88- `server_res_generator` then calls `response->to_json()` and passes the response to the HTTP layer.
89
90### Testing
91
92`llama-server` includes an automated test suite based on `pytest`.
93
94The framework automatically starts a `llama-server` instance, sends requests, and validates responses.
95
96For detailed instructions, see the [test documentation](./tests/README.md).
97
98### Notable Related PRs
99
100- Initial server implementation: https://github.com/ggml-org/llama.cpp/pull/1443
101- Parallel decoding support: https://github.com/ggml-org/llama.cpp/pull/3228
102- Refactor introducing `server_queue` and `server_response`: https://github.com/ggml-org/llama.cpp/pull/5065
103- Reranking endpoint: https://github.com/ggml-org/llama.cpp/pull/9510
104- Multimodal model support (`libmtmd`): https://github.com/ggml-org/llama.cpp/pull/12898
105- Unified KV cache handling: https://github.com/ggml-org/llama.cpp/pull/16736
106- Separation of HTTP logic into dedicated files: https://github.com/ggml-org/llama.cpp/pull/17216
107- Large-scale code base split into smaller files: https://github.com/ggml-org/llama.cpp/pull/17362
108- Introduction of router mode: https://github.com/ggml-org/llama.cpp/pull/17470
109- Speculative decoding: https://github.com/ggml-org/llama.cpp/pull/17808 and rework in https://github.com/ggml-org/llama.cpp/pull/17808
110- INI presets: https://github.com/ggml-org/llama.cpp/pull/17859 (+ refactoring: https://github.com/ggml-org/llama.cpp/pull/18169)

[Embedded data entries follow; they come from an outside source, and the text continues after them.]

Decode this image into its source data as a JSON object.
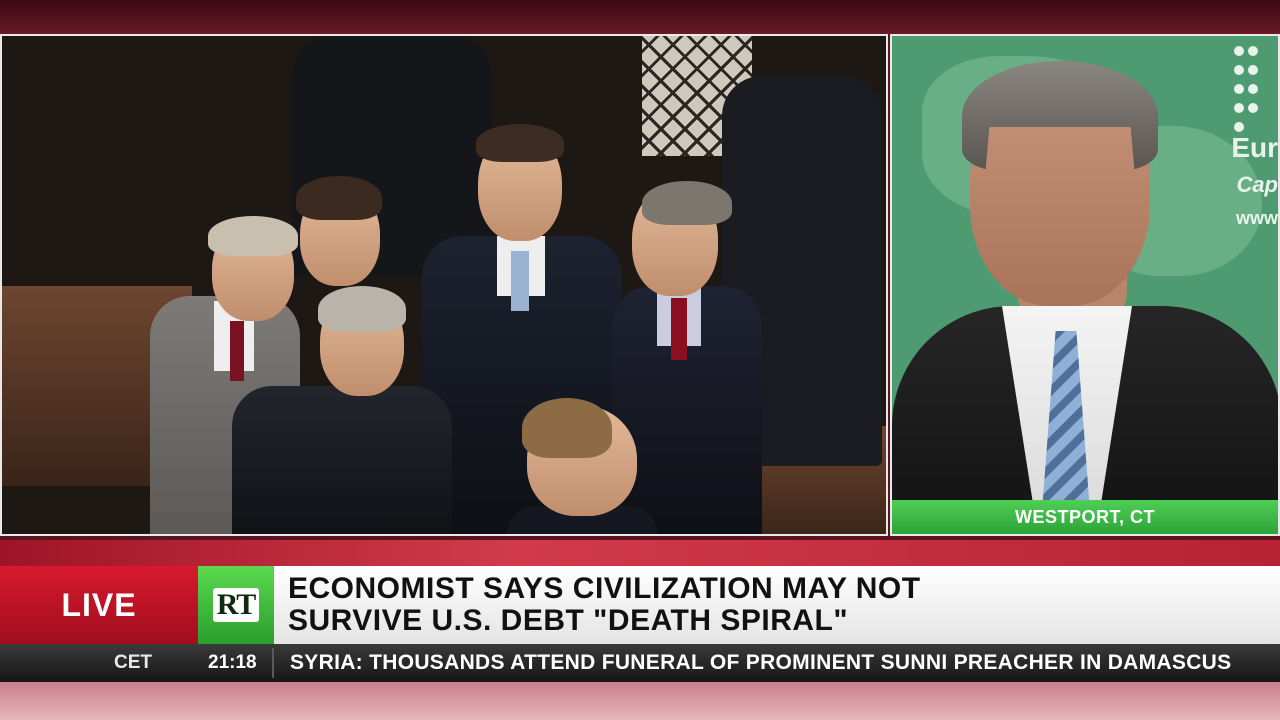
{
  "left_feed": {
    "description_name": "congress-floor-footage"
  },
  "right_feed": {
    "logo_lines": [
      "Eur",
      "Cap",
      "www"
    ],
    "location": "WESTPORT, CT"
  },
  "lower_third": {
    "live_label": "LIVE",
    "channel_logo": "RT",
    "headline_line1": "ECONOMIST SAYS CIVILIZATION MAY NOT",
    "headline_line2": "SURVIVE U.S. DEBT \"DEATH SPIRAL\""
  },
  "ticker": {
    "timezone": "CET",
    "time": "21:18",
    "text": "SYRIA: THOUSANDS ATTEND FUNERAL OF PROMINENT SUNNI PREACHER IN DAMASCUS"
  },
  "colors": {
    "live_red": "#d8192e",
    "rt_green": "#3fbf3f",
    "location_green": "#3ab944"
  }
}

111- Sleeping mode: https://github.com/ggml-org/llama.cpp/pull/18228
112
113
114
115
116## Web UI
117
118The project includes a web-based user interface for interacting with `llama-server`. It supports both single-model (`MODEL` mode) and multi-model (`ROUTER` mode) operation.
119
120The SvelteKit-based Web UI is introduced in this PR: https://github.com/ggml-org/llama.cpp/pull/14839
121
122### Features
123
124- **Chat interface** with streaming responses
125- **Multi-model support** (ROUTER mode) - switch between models, auto-load on selection
126- **Modality validation** - ensures selected model supports conversation's attachments (images, audio)

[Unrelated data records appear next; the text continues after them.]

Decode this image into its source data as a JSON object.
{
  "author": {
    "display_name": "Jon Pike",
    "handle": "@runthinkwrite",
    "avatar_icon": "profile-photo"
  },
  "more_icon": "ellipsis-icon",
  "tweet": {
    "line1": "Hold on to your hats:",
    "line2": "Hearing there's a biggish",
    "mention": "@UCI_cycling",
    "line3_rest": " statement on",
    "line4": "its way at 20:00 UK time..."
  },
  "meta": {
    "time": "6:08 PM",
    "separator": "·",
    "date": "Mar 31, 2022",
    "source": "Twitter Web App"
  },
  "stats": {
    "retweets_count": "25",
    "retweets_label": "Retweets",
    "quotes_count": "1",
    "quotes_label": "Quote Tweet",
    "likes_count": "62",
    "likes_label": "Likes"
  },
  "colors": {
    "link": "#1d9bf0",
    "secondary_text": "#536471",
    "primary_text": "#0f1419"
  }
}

127- **Conversation management** - branching, regeneration, editing with history preservation
128- **Attachment support** - images, audio, PDFs (with vision/text fallback)
129- **Configurable parameters** - temperature, top_p, etc. synced with server defaults
130- **Dark/light theme**
131
132### Tech Stack
133
134- **SvelteKit** - frontend framework with Svelte 5 runes for reactive state
135- **TailwindCSS** + **shadcn-svelte** - styling and UI components
136- **Vite** - build tooling
137- **IndexedDB** (Dexie) - local storage for conversations
138- **LocalStorage** - user settings persistence
139
140### Architecture
141
142The WebUI follows a layered architecture:
143
144```
145Routes → Components → Hooks → Stores → Services → Storage/API
146```
147
148- **Stores** - reactive state management (`chatStore`, `conversationsStore`, `modelsStore`, `serverStore`, `settingsStore`)
149- **Services** - stateless API/database communication (`ChatService`, `ModelsService`, `PropsService`, `DatabaseService`)
150- **Hooks** - reusable logic (`useModelChangeValidation`, `useProcessingState`)
151
152For detailed architecture diagrams, see [`tools/server/webui/docs/`](webui/docs/):
153
154- `high-level-architecture.mmd` - full architecture with all modules
155- `high-level-architecture-simplified.mmd` - simplified overview
156- `data-flow-simplified-model-mode.mmd` - data flow for single-model mode
157- `data-flow-simplified-router-mode.mmd` - data flow for multi-model mode
158- `flows/*.mmd` - detailed per-domain flows (chat, conversations, models, etc.)
159
160### Development
161
162```sh
163# make sure you have Node.js installed
164cd tools/server/webui
165npm i
166
167# run dev server (with hot reload)
168npm run dev
169
170# run tests
171npm run test
172
173# build production bundle
174npm run build
175```
176
177After `public/index.html.gz` has been generated, rebuild `llama-server` as described in the [build](#build) section to include the updated UI.